N’importe quoi, c’était aussi ce qu’il aurait pu faire de sa vie. Entretenir une relation sur son lieu de
travail s’était révélé un challenge particulièrement exigeant. S’enflammer pour une étudiante, le
plaisir d’enfreindre un interdit, le frisson du secret, les regards qui se croisent dans l’amphi… Ce qui
l’avait attiré chez Ninon ? Sa joie de vivre, son insouciance. Il s’était senti fort, capable de leurrer le
monde entier. Son assurance lui donnait des ailes. Grisé par sa hardiesse, il commit une erreur, de
celle qui vous fracasse. Stupidité ou acte manqué ? Pourquoi avait-il laissé cette lettre dans la poche
de son jean ? Il savait pourtant que sa femme l’y trouverait en préparant la lessive.
Ce soir là, en rentrant de l’université, Jacques était guilleret. Comme à son habitude il s’avança dans
le salon pour saluer sa famille, Jeanne lui tournait le dos, les petits étaient déjà dans leur chambre,
absorbés par leurs jeux. Elle ne lui adressa pas un regard, il ne le remarqua pas et c’est à peine s’il
entendit qu’elle avait la voix rauque. Pressé de chatter avec Ninon, il s’isola dans son bureau, jeta sa
besace sur une liasse de documents d’études, se cala dans son fauteuil, alluma son ordianteur, mais,
pas de wi-fi. C’est alors qu’il prit conscience de la tache de propreté sur le rebord de fenêtre. Au
milieu des poussières se dessinait un rectangle blanc. Le modem manquant, ce sont ses joies de la
soirée qui s’évanouissaient. Pourquoi diable, Jeanne avait-elle subtilisé la Box, il fallait tirer cette
affaire au clair rapidement, son bonheur en dépendait. Le brave homme retourna dans la salle à
manger. Sa femme mettait la table. A sa place, ni assiette ni couverts, mais une feuille légèrement
froissée. Passablement énervé, il s’apprêtait à protester lorsqu’il comprit. C’est à ce moment qu’elle
se retourna. Il connaissait ce regard. Malgré ses yeux rougis par les larmes, il la savait prête à en
découdre. A cet instant, Jacques reconnut la femme dont il était tombé amoureux, cette femme
fantasque et enjouée qui ne craignait rien, ni personne. Subitement, il eut envie de l’enlacer, de lui
faire l’amour. Comme il s’approchait d’elle, Jeanne se campa sur ses jambes, prête à l’affronter. Ne
pas lui laisser prendre le dessus, et, surtout ne pas pleurer. Pourtant elle ne put retenir ses sanglots
lorsqu’il lui demanda pardon. Il la prit par la main, comme une enfant, et l’entraîna vers le canapé.

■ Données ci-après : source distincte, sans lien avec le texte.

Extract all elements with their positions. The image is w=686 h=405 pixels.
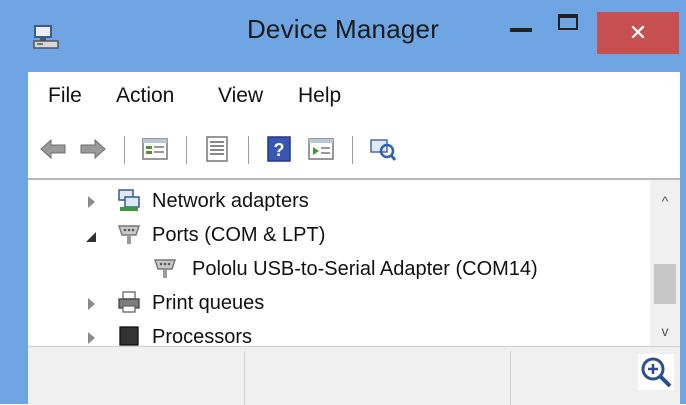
toolbar-separator (124, 136, 125, 164)
tree-item-network-adapters[interactable]: Network adapters (28, 184, 648, 218)
tree-item-ports[interactable]: Ports (COM & LPT) (28, 218, 648, 252)
tree-item-label: Network adapters (152, 190, 309, 212)
port-icon (117, 225, 141, 244)
expand-arrow-icon[interactable] (88, 332, 95, 344)
title-bar[interactable]: Device Manager ✕ (0, 0, 686, 72)
scroll-thumb[interactable] (654, 264, 676, 304)
status-divider (244, 351, 245, 405)
printer-icon (118, 291, 140, 313)
status-bar (28, 346, 680, 405)
tree-item-pololu-adapter[interactable]: Pololu USB-to-Serial Adapter (COM14) (28, 252, 648, 286)
close-icon: ✕ (628, 20, 648, 45)
menu-action[interactable]: Action (116, 84, 174, 108)
help-icon[interactable]: ? (264, 134, 294, 164)
back-arrow-icon[interactable] (38, 134, 68, 164)
update-driver-icon[interactable] (306, 134, 336, 164)
scroll-down-icon[interactable]: v (650, 316, 680, 346)
close-button[interactable]: ✕ (597, 12, 679, 54)
window-title: Device Manager (246, 14, 440, 44)
svg-text:?: ? (274, 140, 285, 160)
maximize-button[interactable] (558, 14, 578, 30)
device-manager-window: Device Manager ✕ File Action View Help ?… (0, 0, 686, 405)
toolbar-separator (248, 136, 249, 164)
expand-arrow-icon[interactable] (88, 298, 95, 310)
collapse-arrow-icon[interactable] (86, 232, 96, 242)
menu-file[interactable]: File (48, 84, 82, 108)
menu-bar: File Action View Help (28, 72, 680, 122)
forward-arrow-icon[interactable] (78, 134, 108, 164)
properties-icon[interactable] (140, 134, 170, 164)
toolbar-separator (352, 136, 353, 164)
client-area: File Action View Help ? Network adapters… (28, 72, 680, 405)
expand-arrow-icon[interactable] (88, 196, 95, 208)
status-divider (510, 351, 511, 405)
toolbar-separator (186, 136, 187, 164)
device-list-icon[interactable] (202, 134, 232, 164)
device-tree[interactable]: Network adapters Ports (COM & LPT) Polol… (28, 178, 680, 350)
scan-hardware-icon[interactable] (368, 134, 398, 164)
tree-item-label: Print queues (152, 292, 265, 314)
menu-help[interactable]: Help (298, 84, 341, 108)
minimize-button[interactable] (510, 28, 532, 32)
tree-item-label: Pololu USB-to-Serial Adapter (COM14) (192, 258, 538, 280)
vertical-scrollbar[interactable]: ^ v (650, 180, 680, 350)
port-device-icon (153, 259, 177, 278)
zoom-in-icon[interactable] (636, 352, 676, 392)
tree-item-print-queues[interactable]: Print queues (28, 286, 648, 320)
network-adapter-icon (118, 189, 140, 211)
menu-view[interactable]: View (218, 84, 263, 108)
scroll-up-icon[interactable]: ^ (650, 186, 680, 216)
tree-item-label: Ports (COM & LPT) (152, 224, 326, 246)
toolbar: ? (28, 122, 680, 180)
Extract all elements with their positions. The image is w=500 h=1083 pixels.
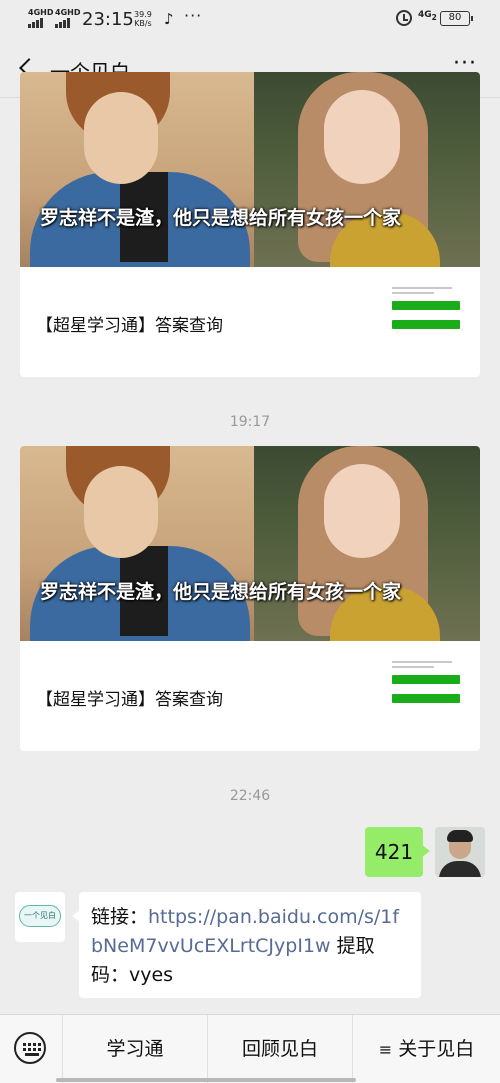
message-prefix: 链接： [91,906,149,928]
menu-lines-icon: ≡ [378,1040,393,1059]
tiktok-icon: ♪ [164,10,174,28]
network-speed-value: 39.9 [134,10,152,19]
menu-item-review[interactable]: 回顾见白 [207,1015,352,1083]
article-card[interactable]: 罗志祥不是渣，他只是想给所有女孩一个家 【超星学习通】答案查询 [20,72,480,377]
signal-bars-icon [55,18,80,28]
cover-photo-left [20,72,254,267]
menu-item-xuexitong[interactable]: 学习通 [62,1015,207,1083]
article-card[interactable]: 罗志祥不是渣，他只是想给所有女孩一个家 【超星学习通】答案查询 [20,446,480,751]
article-cover-image: 罗志祥不是渣，他只是想给所有女孩一个家 [20,72,480,267]
alarm-icon [396,10,412,26]
account-logo: 一个见白 [19,905,61,927]
signal-bars-icon [28,18,53,28]
clock: 23:15 [82,9,134,30]
more-notifications-icon: ··· [184,6,203,25]
sent-message-bubble[interactable]: 421 [365,827,430,877]
account-menu-bar: 学习通 回顾见白 ≡ 关于见白 [0,1014,500,1083]
status-bar: 4GHD 4GHD 23:15 39.9 KB/s ♪ ··· 4G2 80 [0,0,500,40]
timestamp: 19:17 [229,414,271,430]
article-thumbnail [392,661,460,723]
battery-icon: 80 [440,11,473,26]
signal-sim2: 4GHD [55,9,80,28]
menu-item-about-label: 关于见白 [398,1038,475,1060]
avatar[interactable] [435,827,485,877]
article-title: 【超星学习通】答案查询 [36,316,223,336]
cover-photo-right [254,446,480,641]
sim1-label: 4GHD [28,8,54,17]
article-thumbnail [392,287,460,349]
menu-item-about[interactable]: ≡ 关于见白 [352,1015,500,1083]
cover-photo-right [254,72,480,267]
article-card-body: 【超星学习通】答案查询 [20,641,480,751]
keyboard-icon[interactable] [14,1032,46,1064]
article-cover-image: 罗志祥不是渣，他只是想给所有女孩一个家 [20,446,480,641]
network-type: 4G2 [418,10,437,22]
timestamp: 22:46 [229,788,271,804]
network-speed: 39.9 KB/s [134,10,152,28]
article-card-body: 【超星学习通】答案查询 [20,267,480,377]
cover-photo-left [20,446,254,641]
network-speed-unit: KB/s [134,19,152,28]
article-title: 【超星学习通】答案查询 [36,690,223,710]
official-account-avatar[interactable]: 一个见白 [15,892,65,942]
received-message-bubble[interactable]: 链接：https://pan.baidu.com/s/1fbNeM7vvUcEX… [72,892,421,998]
signal-sim1: 4GHD [28,9,53,28]
article-cover-caption: 罗志祥不是渣，他只是想给所有女孩一个家 [40,207,402,229]
home-indicator [56,1078,356,1082]
sim2-label: 4GHD [55,8,81,17]
article-cover-caption: 罗志祥不是渣，他只是想给所有女孩一个家 [40,581,402,603]
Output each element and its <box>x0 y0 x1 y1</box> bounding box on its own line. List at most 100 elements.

En chuchotant, il ne fallait pas trop inquiéter les enfants, ils eurent une longue discussion. Entre
reproches, larmes et regrets, ils finirent par s’entendre. Il quitterait Ninon le plus tôt possible.
Une fois encore, elle succombait à son boniment.
Les enfants couchés, ils décidèrent de faire quelques pas sous la bruine. Ils se perdirent un peu dans
les ruelles de la vieille ville et débouchèrent sur la place Napoléon. Pour se réchauffer , ils entrèrent
dans un bar, au hasard, y commandèrent un café, le meilleur que Jacques n’eut jamais dégusté.